Exploring connection, building empathy: how Northmont schools work with students

Northmont’s Unity Day creates empathy among students, which seems to promote more unity in the classroom.

EDITOR’S NOTE: Each month, Dayton Daily News reporter Eileen McClory highlights local ideas that improve outcomes for students and teachers in the Dayton area.

I’ve heard about Unity Day, Northmont High School’s freshman program for mental health, for the last two years as something that seems to help students improve their mental health.

I was skeptical. The description sounded like a lot of icebreakers, which I’ve always found torturous. And I never found the speakers who came in to talk about bullying or not doing drugs helpful in school.

But last week, I watched as the students worked through the program and ended up with teenagers who said they had discovered more about their classmates. Multiple studies have found connection is a key way to improve mental health.

“I thought it would be a waste of time, but it helped me see there were a lot of people who have dealt with the same things I have,” said Aiden, one of the students who participated. (Northmont asked me not to use full names of the freshman actively participating to protect confidentiality.)

Northmont splits the students up by last name, and about 100 students came into the gym each day, Tuesday through Friday, the week of Sept. 16. Northmont has done this activity since 2010 and brings in members of the Northmont community to proctor the groups. Juniors and seniors also help, with one per group.

“You have to layer in trust,” said district student assistance coordinator Sheree Coffman. “We have ways to create trust and we want them to open up.”

In the beginning, the kids played a game where they had to switch chairs if the person in the middle said something they identified with. “Stand up if you’ve eaten pizza!” “Stand up if you’ve got siblings!”

The teens got split up into groups and did an activity where they made a card, with the outside of it showing what they wanted other people to see and the inside showing some of their insecurities. Coffman told students she wants people to see her as a happy, friendly face who has her life together. But on the inside, she doubts she’s good enough at her job and worries about missing a student showing signs of suicide.

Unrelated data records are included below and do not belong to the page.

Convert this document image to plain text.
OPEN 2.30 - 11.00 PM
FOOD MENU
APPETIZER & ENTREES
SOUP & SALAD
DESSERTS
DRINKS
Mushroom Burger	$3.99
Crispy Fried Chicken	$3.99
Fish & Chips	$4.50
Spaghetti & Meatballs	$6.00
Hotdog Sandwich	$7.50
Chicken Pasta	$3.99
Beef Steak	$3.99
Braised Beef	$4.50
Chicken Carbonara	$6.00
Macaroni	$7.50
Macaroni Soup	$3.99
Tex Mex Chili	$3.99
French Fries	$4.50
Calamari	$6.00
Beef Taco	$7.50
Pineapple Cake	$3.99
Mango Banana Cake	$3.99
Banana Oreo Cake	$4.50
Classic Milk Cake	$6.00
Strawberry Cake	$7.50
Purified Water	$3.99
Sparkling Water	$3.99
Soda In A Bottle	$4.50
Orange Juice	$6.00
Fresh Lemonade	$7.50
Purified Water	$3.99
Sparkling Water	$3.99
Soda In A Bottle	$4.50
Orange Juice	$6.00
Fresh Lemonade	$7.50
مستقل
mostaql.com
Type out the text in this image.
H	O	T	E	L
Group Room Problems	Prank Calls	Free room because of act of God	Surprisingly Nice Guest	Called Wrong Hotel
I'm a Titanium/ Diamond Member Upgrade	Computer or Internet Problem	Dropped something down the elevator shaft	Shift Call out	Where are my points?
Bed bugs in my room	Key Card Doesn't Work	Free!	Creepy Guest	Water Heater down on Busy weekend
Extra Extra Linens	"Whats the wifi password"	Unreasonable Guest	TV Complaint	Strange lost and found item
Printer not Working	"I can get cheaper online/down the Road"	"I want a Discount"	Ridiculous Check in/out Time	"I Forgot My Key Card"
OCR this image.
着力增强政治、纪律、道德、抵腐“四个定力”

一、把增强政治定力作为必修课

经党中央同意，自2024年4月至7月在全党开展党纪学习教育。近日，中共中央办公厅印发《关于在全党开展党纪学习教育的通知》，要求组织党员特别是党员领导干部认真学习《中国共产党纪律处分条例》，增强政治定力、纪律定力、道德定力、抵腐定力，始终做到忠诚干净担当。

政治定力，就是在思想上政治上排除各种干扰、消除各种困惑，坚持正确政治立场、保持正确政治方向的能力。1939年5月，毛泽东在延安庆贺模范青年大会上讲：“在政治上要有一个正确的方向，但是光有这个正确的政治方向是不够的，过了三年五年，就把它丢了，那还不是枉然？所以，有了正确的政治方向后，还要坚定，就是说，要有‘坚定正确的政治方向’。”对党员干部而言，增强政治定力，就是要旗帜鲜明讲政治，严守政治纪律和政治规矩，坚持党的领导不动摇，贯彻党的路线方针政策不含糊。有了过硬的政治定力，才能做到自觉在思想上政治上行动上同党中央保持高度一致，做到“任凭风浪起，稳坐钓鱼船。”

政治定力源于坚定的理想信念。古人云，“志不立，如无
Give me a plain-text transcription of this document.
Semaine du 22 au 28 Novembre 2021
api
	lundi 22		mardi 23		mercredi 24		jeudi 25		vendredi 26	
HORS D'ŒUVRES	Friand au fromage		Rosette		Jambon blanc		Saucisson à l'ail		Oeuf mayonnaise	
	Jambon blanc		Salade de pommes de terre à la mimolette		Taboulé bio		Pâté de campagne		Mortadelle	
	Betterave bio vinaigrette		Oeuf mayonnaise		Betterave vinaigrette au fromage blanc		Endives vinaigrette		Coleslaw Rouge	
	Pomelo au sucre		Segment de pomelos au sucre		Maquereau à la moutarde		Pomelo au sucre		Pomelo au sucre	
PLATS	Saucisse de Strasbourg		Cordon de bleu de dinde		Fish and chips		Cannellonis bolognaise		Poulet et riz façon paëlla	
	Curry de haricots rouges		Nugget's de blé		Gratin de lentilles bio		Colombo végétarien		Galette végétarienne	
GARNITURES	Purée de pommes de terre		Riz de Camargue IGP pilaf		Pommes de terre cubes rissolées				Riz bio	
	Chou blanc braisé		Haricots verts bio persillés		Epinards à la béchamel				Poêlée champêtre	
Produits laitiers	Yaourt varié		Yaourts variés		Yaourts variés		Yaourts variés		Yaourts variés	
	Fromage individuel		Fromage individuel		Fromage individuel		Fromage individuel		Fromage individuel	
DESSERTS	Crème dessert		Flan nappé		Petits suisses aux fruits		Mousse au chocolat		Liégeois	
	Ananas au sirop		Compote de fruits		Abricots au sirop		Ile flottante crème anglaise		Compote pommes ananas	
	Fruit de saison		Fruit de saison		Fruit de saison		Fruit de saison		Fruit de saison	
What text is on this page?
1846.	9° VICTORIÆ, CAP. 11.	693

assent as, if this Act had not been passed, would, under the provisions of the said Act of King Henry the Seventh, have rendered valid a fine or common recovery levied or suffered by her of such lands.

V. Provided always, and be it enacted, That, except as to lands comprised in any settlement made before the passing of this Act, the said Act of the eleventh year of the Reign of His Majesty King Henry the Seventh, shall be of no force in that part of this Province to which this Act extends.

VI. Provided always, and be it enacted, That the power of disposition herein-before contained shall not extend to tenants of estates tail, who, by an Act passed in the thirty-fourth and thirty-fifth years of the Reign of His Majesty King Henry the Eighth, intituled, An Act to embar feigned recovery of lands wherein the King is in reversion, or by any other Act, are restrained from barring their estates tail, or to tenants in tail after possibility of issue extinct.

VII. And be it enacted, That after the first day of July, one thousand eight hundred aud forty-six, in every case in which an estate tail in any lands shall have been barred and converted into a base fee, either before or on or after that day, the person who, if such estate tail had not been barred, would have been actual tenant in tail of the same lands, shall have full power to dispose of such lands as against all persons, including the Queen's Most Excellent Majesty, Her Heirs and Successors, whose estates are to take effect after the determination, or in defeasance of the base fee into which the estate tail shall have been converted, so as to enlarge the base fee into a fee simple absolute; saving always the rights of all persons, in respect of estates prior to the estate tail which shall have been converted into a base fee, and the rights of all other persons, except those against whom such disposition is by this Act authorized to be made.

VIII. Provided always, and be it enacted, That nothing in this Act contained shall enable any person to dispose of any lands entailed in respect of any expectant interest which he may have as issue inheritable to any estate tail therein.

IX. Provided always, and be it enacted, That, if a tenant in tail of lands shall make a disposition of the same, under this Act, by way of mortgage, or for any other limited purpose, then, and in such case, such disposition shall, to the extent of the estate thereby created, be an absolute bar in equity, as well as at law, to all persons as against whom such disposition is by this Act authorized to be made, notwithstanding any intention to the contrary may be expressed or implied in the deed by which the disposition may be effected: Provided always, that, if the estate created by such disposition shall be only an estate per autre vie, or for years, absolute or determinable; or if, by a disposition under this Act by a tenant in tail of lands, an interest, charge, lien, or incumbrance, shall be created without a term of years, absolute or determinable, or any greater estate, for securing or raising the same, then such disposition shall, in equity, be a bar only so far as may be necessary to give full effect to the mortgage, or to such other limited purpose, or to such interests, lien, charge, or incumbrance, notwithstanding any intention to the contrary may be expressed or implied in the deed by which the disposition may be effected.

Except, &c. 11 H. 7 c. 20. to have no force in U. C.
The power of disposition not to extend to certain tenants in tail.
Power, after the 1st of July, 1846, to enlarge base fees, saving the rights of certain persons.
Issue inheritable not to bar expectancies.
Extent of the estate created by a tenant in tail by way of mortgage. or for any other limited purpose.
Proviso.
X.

There were some other activities meant to get the students moving around and building some intimacy before the activity that a lot of students talk about: Walk the Line.

Everyone — including the teachers — lined up around the walls of the room. Coffman told the students to step forward if they identified with the statements she said.

She started with easier ones, like how many siblings they had, if they’re in a club or a sport, but added harder ones: Cross the line if you’re worried about getting into college, the military or a technical school. Cross the line if you’re worried about paying for that opportunity. Cross the line if you have lost someone suddenly, such as in a car accident. Cross the line if you’ve got a family member who is currently deployed. Cross the line if you feel you have a best friend. Cross the line if you feel you have an adult you can rely on.

At the beginning of the activity, the teenagers were still talking to each other, not really paying attention. But as it went on, the students got quieter, watching as their friends crossed the line to things like being worried about paying for food regularly and watching domestic violence in their home.

The students went back to their groups for another sharing activity, called “If you really knew me,” where the students were encouraged to share some of their hardest times and worries. And it worked — I walked around the room and listened to some of the worries the students and their mentors shared. I heard things like, “I don’t feel like enough,” and “I feel like I have to be perfect.”

Even though I’d heard about this day from both students and teachers at Northmont, I was still surprised to see it work as well as it did. I think it works because of the buildup of intimacy and the adults sharing their own hard times.

For example, Coffman told the students about moving around a lot as a kid and of having family members who are recovering addicts. Biology teacher Jody Henry told the students about her parents’ divorce and working to put herself through college, beginning her freshman year at 26.

With the mental health series that I and my coworker, Sam Wildow, are working on, it’s become increasingly clear to me that connection is how all of us, not just teenagers, feel better. Teens need to feel connected to their families, their school and the adults and the other kids in their lives.

Unity Day is a way for students to connect. It isn’t going to prevent all bullying or fights in a school, but it will build empathy.

“You guys are in charge of what the culture and the community is at Northmont,” student assistance coordinator Amanda Schroeder told the students.

JaBria Bickerstaff, a Northmont junior and one of the peer mentors for the day, said in her memory of doing the same activity, she was initially just happy to get out of class.

But as someone who came to Northmont in eighth grade, she said the day was a way to help build those connections. It helped her understand teasing was just not OK to some of the students.

“I know not to do certain things to certain people,” she said. “Some people have deeper thoughts inside that you just don’t know about.”